- Date: November 24–26, 2025
- Location: Belgium
- Caused by: Austerity plan
- Methods: Labor strike
- Result: Unsuccessful

= 2025 Belgian general strike =

3-day labor strike against austerity

The 2025 Belgian general strike was a nationwide labor strike which took place over 3 days across Belgium. It was in protest of an austerity plan introduced by Prime Minister Bart De Wever, which included a pension reform and funding cuts to healthcare and unemployment benefits in an attempt to decrease Belgium's national debt, which was around 105% of GDP at the time.

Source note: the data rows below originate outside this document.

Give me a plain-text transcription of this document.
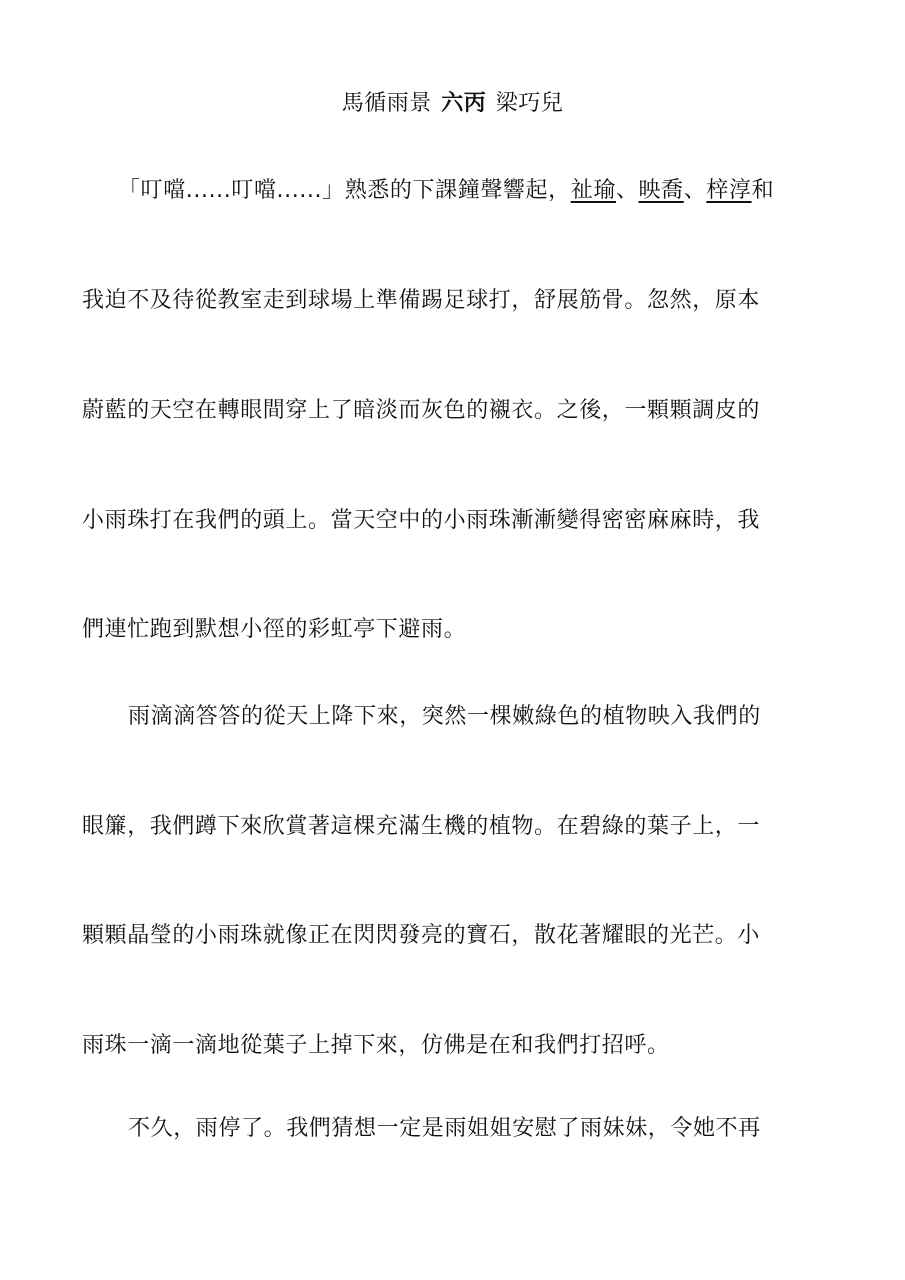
馬循雨景 六丙 梁巧兒
「叮噹......叮噹......」熟悉的下課鐘聲響起，祉瑜、映喬、梓淳和
我迫不及待從教室走到球場上準備踢足球打，舒展筋骨。忽然，原本
蔚藍的天空在轉眼間穿上了暗淡而灰色的襯衣。之後，一顆顆調皮的
小雨珠打在我們的頭上。當天空中的小雨珠漸漸變得密密麻麻時，我
們連忙跑到默想小徑的彩虹亭下避雨。
雨滴滴答答的從天上降下來，突然一棵嫩綠色的植物映入我們的
眼簾，我們蹲下來欣賞著這棵充滿生機的植物。在碧綠的葉子上，一
顆顆晶瑩的小雨珠就像正在閃閃發亮的寶石，散花著耀眼的光芒。小
雨珠一滴一滴地從葉子上掉下來，仿佛是在和我們打招呼。
不久，雨停了。我們猜想一定是雨姐姐安慰了雨妹妹，令她不再
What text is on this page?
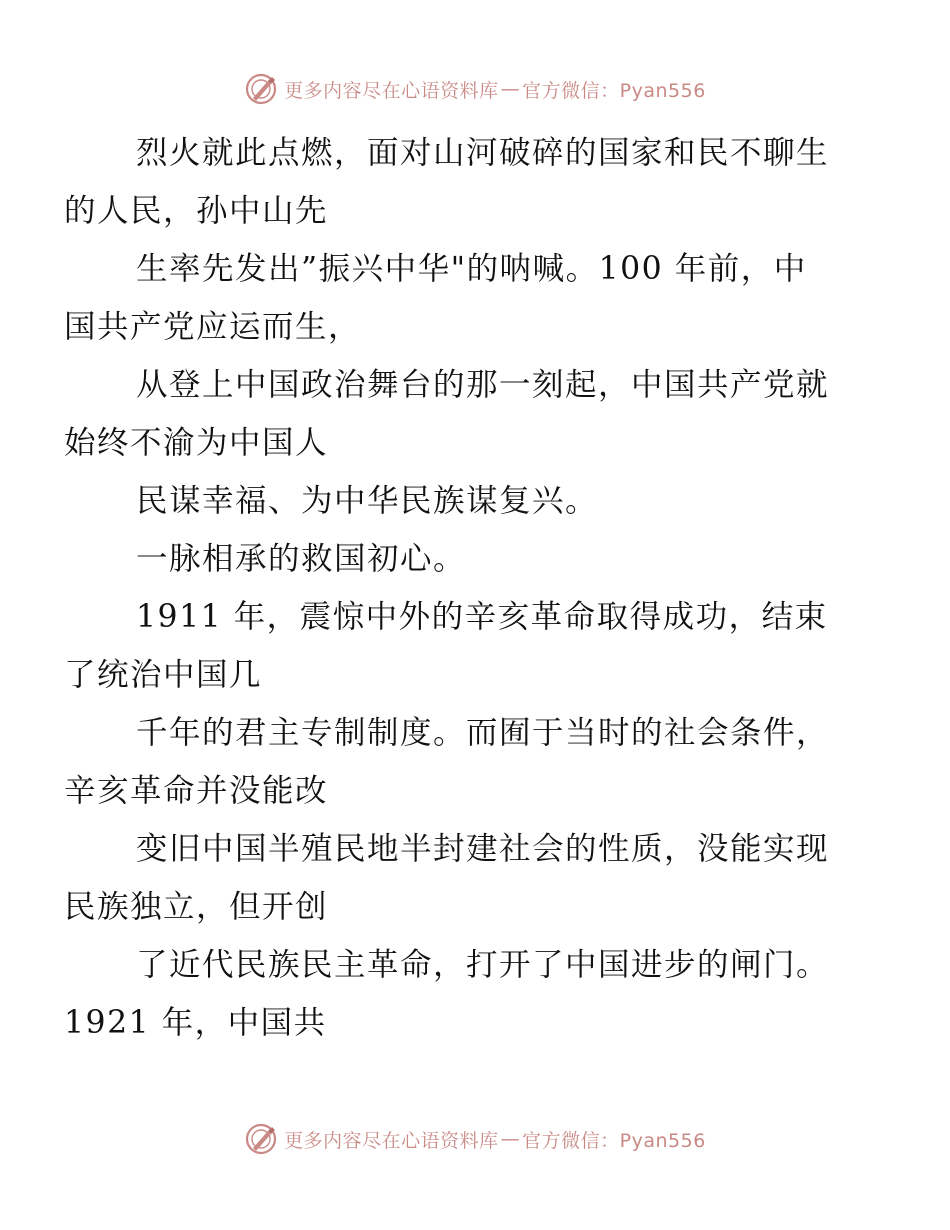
更多内容尽在心语资料库 — 官方微信：Pyan556

烈火就此点燃，面对山河破碎的国家和民不聊生
的人民，孙中山先

生率先发出”振兴中华"的呐喊。100 年前，中
国共产党应运而生，

从登上中国政治舞台的那一刻起，中国共产党就
始终不渝为中国人

民谋幸福、为中华民族谋复兴。

一脉相承的救国初心。

1911 年，震惊中外的辛亥革命取得成功，结束
了统治中国几

千年的君主专制制度。而囿于当时的社会条件，
辛亥革命并没能改

变旧中国半殖民地半封建社会的性质，没能实现
民族独立，但开创

了近代民族民主革命，打开了中国进步的闸门。
1921 年，中国共

更多内容尽在心语资料库 — 官方微信：Pyan556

Rather than having multiple sectors strike at once, it was slowly built up over the course of the three days.

== Timeline of events ==
Bart De Wever was inaugurated as Prime Minister of Belgium on February 3rd, 2025, with one of his goals being to balance the budget. The main plan to do this was to cut public spending by £9.2 Billion by 2029. The methods to do this were, among other things, a wage freeze and reduced healthcare spending. Taxes were also raised, but only for lower tax brackets, leaving higher brackets unaffected, causing controversy from trade unions representing the working class.
A series of strikes were held in protest of Wever's policies, numbering 13 major strike actions before Belgian unions called for a 3-day general strike.

On November 23rd, less than a day before the strike was set to begin, the Wever coalition, consisting of members from the Flemish nationalist New Flemish Alliance, the center-left Vooruit, the centrist Christian Democratic and Flemish, and the liberal Reformist Movement, struck a budget deal for the next few years, which contained the planned spending cuts as well as tax hikes in various sectors.

The general strike took place over three days, from the 24th to the 26th of November, with more sectors striking each day. On the 24th, transportation workers struck, causing widespread public transportation interruptions and multiple Eurostar cancellations. The National Railway Company of Belgium only ran every other train, with some lines running at a third of normal service levels.

On the 25th, the public sector joined the strike, causing a large-scale shutdown of public services, schools, and hospitals (with exceptions for emergency care). On the 26th, the final day of the strike, all sectors struck, with air travel being heavily affected. All departures and 110 arrivals were cancelled at Brussels Airport.

Following the strike, unions blocked further actions against the government, claiming they were "satisfied" with the strike. Despite the strike's widespread impact, multiple budget cuts were still carried out.